The light brought my eyelids to attention… my mind too. There we were; a hop, skip, and a jump from the Pacific and the perfect view of it, and all of us had made that trip so often that none of us paid attention to it.

We take our gifts and privileges for granted; including the girl in front of me. Before we got half way down the runway, she closed her blind. That’s when I opened mine.

I’ve made that trip so may times in my life there’s no way I could count the number, but that doesn’t mean I should take it for granted.

This freewill can lull us to sleep, literally, physically, and spiritually. We get used to discarding gifts like little kids. The things we once longed for sit collecting dust or end up in the give-away bag.

We tend to do the same things with the gifts of our senses. We get so used to seeing, smelling, tasting, and hearing our gifts that they lose the appeal and awe they once had.

I hoisted the shade and looked at the massive ocean. I studied it like I hadn’t in decades. It was amazing. I sat in awe of the water and the clouds that hung like angelic pillows in the blue heavens. I marveled at the city and the organized society that has spread eastward up the expansive mountains.

We take so much for granted; the majestic mountains and expansive seas. The seasons that bring snow and rain to the earth that help sustain life.
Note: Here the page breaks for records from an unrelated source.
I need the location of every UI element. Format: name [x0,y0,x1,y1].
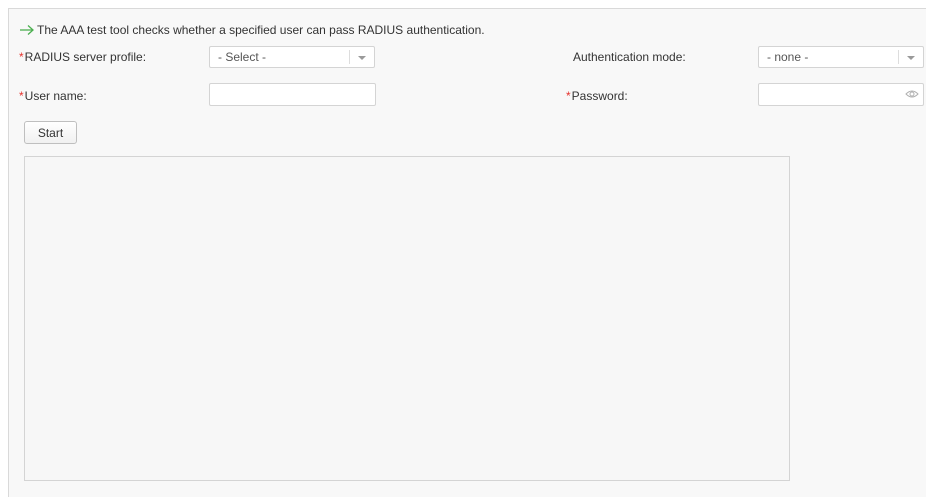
password-input[interactable] [758,83,924,106]
radius-profile-label: *RADIUS server profile: [19,49,146,65]
auth-mode-select[interactable]: - none - [758,46,924,68]
required-mark: * [19,50,24,64]
user-name-label-text: User name: [24,89,87,103]
auth-mode-dropdown-toggle[interactable] [898,50,923,64]
password-label: *Password: [566,88,628,104]
radius-profile-value: - Select - [218,50,267,64]
password-field [758,83,924,106]
required-mark: * [566,89,571,103]
info-line: The AAA test tool checks whether a speci… [19,22,485,38]
user-name-input[interactable] [209,83,376,106]
radius-profile-label-text: RADIUS server profile: [24,50,147,64]
password-label-text: Password: [571,89,628,103]
user-name-label: *User name: [19,88,87,104]
required-mark: * [19,89,24,103]
eye-icon[interactable] [905,89,919,99]
radius-profile-select[interactable]: - Select - [209,46,375,68]
radius-profile-dropdown-toggle[interactable] [349,50,374,64]
auth-mode-value: - none - [767,50,809,64]
chevron-down-icon [907,56,915,60]
chevron-down-icon [358,56,366,60]
arrow-right-icon [20,25,34,35]
start-button[interactable]: Start [24,121,77,144]
auth-mode-label: Authentication mode: [573,50,686,64]
info-text: The AAA test tool checks whether a speci… [37,23,485,37]
test-result-output[interactable] [24,156,790,481]
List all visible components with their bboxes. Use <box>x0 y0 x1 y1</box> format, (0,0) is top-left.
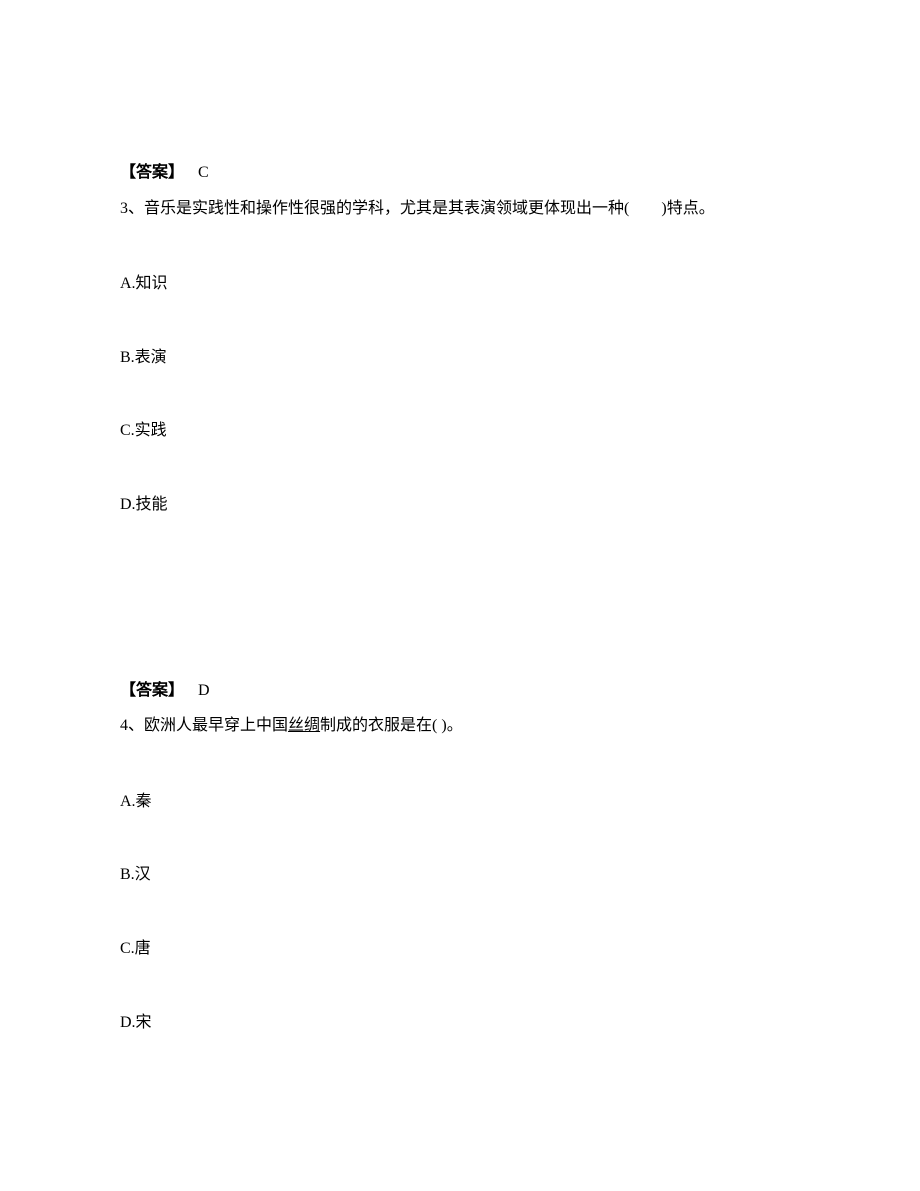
option-b: B.表演 <box>120 345 800 371</box>
question-text-part2: 制成的衣服是在( )。 <box>320 717 463 734</box>
answer-label: 【答案】 <box>120 164 184 181</box>
question-text-part1: 欧洲人最早穿上中国 <box>144 717 288 734</box>
question-3: 3、音乐是实践性和操作性很强的学科，尤其是其表演领域更体现出一种( )特点。 <box>120 196 800 222</box>
option-a: A.秦 <box>120 789 800 815</box>
option-c: C.实践 <box>120 418 800 444</box>
answer-block-3: 【答案】 D <box>120 678 800 704</box>
option-d: D.宋 <box>120 1010 800 1036</box>
question-blank <box>629 200 661 217</box>
question-number: 4、 <box>120 717 144 734</box>
question-4: 4、欧洲人最早穿上中国丝绸制成的衣服是在( )。 <box>120 713 800 739</box>
answer-block-2: 【答案】 C <box>120 160 800 186</box>
option-d: D.技能 <box>120 492 800 518</box>
answer-label: 【答案】 <box>120 682 184 699</box>
question-number: 3、 <box>120 200 144 217</box>
question-text-part1: 音乐是实践性和操作性很强的学科，尤其是其表演领域更体现出一种( <box>144 200 629 217</box>
answer-value: D <box>198 682 210 699</box>
option-a: A.知识 <box>120 271 800 297</box>
option-c: C.唐 <box>120 936 800 962</box>
question-link-text: 丝绸 <box>288 717 320 734</box>
answer-value: C <box>198 164 209 181</box>
option-b: B.汉 <box>120 862 800 888</box>
question-text-part2: )特点。 <box>661 200 714 217</box>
The sunrise and the sunset… and each and every breath.

We turn out backs and eyes to a device that has pictures of what we’re passing through… “-Foolish and senseless people, who have eyes but do not see-“.
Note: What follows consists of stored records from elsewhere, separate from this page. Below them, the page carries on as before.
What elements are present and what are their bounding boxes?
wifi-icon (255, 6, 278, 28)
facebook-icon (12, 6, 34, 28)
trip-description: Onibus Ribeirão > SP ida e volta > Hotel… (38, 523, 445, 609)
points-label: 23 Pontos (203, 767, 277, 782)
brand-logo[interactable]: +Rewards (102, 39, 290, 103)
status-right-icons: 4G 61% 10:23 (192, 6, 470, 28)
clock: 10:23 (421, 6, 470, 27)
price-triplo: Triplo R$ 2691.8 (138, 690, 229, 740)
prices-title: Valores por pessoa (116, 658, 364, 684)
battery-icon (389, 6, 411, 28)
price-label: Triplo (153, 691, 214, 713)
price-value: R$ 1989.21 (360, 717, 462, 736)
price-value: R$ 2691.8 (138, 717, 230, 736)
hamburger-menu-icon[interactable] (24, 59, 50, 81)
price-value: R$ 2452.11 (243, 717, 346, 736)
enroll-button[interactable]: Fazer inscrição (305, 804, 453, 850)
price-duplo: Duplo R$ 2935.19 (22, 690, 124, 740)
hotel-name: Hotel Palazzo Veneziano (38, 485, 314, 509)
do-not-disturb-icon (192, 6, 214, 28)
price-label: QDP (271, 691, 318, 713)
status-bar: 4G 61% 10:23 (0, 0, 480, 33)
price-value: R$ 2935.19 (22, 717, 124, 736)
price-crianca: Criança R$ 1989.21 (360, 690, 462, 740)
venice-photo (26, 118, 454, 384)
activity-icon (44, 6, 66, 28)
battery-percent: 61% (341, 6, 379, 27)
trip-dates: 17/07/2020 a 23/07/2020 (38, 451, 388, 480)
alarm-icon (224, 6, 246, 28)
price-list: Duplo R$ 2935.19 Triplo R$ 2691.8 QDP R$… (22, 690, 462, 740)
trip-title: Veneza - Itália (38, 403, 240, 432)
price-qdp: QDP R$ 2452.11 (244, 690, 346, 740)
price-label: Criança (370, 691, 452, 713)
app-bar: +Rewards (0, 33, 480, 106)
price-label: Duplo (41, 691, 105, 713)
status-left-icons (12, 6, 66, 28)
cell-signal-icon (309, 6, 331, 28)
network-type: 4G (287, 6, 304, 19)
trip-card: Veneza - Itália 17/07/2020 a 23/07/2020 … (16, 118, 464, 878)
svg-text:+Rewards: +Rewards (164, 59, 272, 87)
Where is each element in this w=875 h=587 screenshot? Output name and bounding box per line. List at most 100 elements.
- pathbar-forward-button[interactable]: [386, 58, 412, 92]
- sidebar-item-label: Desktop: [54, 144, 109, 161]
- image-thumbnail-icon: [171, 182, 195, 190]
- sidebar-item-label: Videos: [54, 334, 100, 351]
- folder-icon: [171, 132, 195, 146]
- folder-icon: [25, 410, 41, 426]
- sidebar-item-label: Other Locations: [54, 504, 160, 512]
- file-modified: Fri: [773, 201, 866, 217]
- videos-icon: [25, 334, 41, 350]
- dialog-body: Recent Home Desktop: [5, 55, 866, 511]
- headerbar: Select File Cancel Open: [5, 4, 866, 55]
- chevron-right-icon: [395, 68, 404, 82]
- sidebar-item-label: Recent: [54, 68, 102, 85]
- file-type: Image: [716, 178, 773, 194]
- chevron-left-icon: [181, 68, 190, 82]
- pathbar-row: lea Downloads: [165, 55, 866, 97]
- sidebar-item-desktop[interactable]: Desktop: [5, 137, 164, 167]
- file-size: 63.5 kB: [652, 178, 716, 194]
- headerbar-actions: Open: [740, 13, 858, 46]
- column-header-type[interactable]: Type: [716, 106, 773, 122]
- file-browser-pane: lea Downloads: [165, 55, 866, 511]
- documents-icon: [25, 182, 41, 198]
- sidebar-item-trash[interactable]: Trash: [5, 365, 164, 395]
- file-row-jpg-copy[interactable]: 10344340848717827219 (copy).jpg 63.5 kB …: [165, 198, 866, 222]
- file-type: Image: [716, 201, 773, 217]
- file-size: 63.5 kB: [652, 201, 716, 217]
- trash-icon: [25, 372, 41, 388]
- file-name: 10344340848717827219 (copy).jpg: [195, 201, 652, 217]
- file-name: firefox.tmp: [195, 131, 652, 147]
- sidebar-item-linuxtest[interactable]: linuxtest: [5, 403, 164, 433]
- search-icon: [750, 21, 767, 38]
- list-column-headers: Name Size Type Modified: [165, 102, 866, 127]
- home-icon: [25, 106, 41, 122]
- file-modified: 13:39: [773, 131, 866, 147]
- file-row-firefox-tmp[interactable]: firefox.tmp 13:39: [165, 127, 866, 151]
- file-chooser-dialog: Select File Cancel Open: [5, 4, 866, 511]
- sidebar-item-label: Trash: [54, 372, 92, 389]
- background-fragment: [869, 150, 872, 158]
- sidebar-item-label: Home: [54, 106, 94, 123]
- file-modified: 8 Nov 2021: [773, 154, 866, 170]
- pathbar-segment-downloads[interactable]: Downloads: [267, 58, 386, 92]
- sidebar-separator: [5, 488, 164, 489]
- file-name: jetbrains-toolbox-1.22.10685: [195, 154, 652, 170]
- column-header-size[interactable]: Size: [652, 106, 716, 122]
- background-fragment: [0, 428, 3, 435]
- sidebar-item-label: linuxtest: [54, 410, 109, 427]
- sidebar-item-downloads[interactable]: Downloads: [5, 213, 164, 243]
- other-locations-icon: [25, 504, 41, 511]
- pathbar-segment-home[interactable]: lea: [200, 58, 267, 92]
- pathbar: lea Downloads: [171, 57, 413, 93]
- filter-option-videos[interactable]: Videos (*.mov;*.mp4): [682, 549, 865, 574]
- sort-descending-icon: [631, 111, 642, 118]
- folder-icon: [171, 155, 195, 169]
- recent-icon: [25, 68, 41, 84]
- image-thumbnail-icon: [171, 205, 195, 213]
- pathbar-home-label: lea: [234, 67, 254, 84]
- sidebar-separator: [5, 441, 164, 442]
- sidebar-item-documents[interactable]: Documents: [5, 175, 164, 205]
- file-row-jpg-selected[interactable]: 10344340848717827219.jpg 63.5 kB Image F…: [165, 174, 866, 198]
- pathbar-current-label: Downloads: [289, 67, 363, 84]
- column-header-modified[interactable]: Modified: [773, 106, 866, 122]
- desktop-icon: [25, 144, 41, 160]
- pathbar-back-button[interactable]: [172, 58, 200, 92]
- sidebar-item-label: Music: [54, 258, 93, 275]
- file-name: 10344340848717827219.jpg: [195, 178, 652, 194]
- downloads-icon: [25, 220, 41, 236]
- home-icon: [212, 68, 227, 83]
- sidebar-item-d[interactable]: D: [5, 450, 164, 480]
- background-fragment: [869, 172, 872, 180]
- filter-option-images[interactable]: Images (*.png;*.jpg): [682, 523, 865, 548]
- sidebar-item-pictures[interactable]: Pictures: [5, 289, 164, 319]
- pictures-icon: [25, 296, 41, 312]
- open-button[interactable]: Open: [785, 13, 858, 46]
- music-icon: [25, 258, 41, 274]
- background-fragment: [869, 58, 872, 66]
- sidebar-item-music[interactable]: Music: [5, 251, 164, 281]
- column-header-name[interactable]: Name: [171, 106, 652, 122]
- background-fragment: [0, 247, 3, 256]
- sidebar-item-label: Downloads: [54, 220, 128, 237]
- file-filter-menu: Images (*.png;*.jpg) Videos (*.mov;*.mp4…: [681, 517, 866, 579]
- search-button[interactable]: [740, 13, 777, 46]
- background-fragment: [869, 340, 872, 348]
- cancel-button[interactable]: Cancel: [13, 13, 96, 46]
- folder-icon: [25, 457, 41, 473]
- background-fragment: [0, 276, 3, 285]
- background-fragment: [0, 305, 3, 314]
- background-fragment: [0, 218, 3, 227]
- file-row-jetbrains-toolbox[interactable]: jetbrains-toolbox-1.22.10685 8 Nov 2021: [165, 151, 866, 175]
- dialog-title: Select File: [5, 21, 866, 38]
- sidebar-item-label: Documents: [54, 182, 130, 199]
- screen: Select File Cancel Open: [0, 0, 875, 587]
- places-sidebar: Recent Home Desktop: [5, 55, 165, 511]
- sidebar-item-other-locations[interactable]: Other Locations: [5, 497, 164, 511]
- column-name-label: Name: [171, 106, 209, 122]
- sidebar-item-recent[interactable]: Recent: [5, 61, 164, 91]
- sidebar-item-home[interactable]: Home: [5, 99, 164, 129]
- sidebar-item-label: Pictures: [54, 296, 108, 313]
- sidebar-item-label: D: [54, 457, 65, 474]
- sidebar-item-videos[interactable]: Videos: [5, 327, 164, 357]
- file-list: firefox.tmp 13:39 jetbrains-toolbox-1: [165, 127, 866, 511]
Look around. Count every blessing and don’t take it for granted.


It doesn’t do much good preaching to the choir when the choir’s not listening. I’ve been preached to about the value of not procrastinating. I’ve learned that lesson well… more times than I can recount.

I’ve preached to others about the virtue of not procrastinating and not making the same mistakes twice too. One of the multitudes of people I’ve given the speech about, “not making the same mistakes twice”, is my youngest daughter. She got to witness me feasting on my hypocritical flavored words, yet again.

“An umbrella’s in the pool,” she said.

“Yeah, I know,” I said. I didn’t have to to tell her who’s fault it was.. Her mom isn’t so different than her dad. I knew she knew. Plus, I gave myself a mental pat on the back for not throwing her mom under the bus. Till now…

preaching to the choir

image courtesy of Pinterest

That was a Friday morning. By Sunday afternoon, the time I got around to umbrella fishing, the open nine foot umbrella, along with the ultra heavy metal stand designed to keep umbrellas from blowing over and into pools, was half-way into the deep end of the pool. Of course the wind blew west. There’s no lesson to be learned by an easterly gust…

I’m not sure why I tried to tread water and yank the water filled fabric and steel weighted base plate toward the shallow end… I would have felt pretty foolish if I hadn’t been preoccupied with trying to get air back into my lungs and water out of them.

With no diving mask or kid’s goggles handy, they’re everywhere until you need them, and contact lenses in my eyes, the second attempt to rescue the sunken umbrella was an exercise in braille. By the time I dove down, fumbled around and got my hands on the umbrella pole, traced it down to the stand and finally located the knob, or the place the knob used to be that turned to release the pole, I was out of breath again.

There was just a nut where a plastic knob used to cover. I quickly thought about the prospect of getting out, trudging to the garage to guess at the size of the wrench that I’d need to dive back down and loosen the nut. That was when the monster in me came out and I ripped the pole from the base and made for the surface.

I hacked and eventually caught my breath. After taking breathing breaks, I did finally rescue the umbrella and had it deck side.

My youngest got her swimming suit on to help, but she could’t budge the base plate, even under water. By the time I dove, deadlifted the weight a couple feet at a time before having to resurface, I had the base plate into shallow water… and a gash on my ankle from it.

I wasn’t preaching to the choir then. “Well that sucked,” I said catching by breath. My daughter just nodded.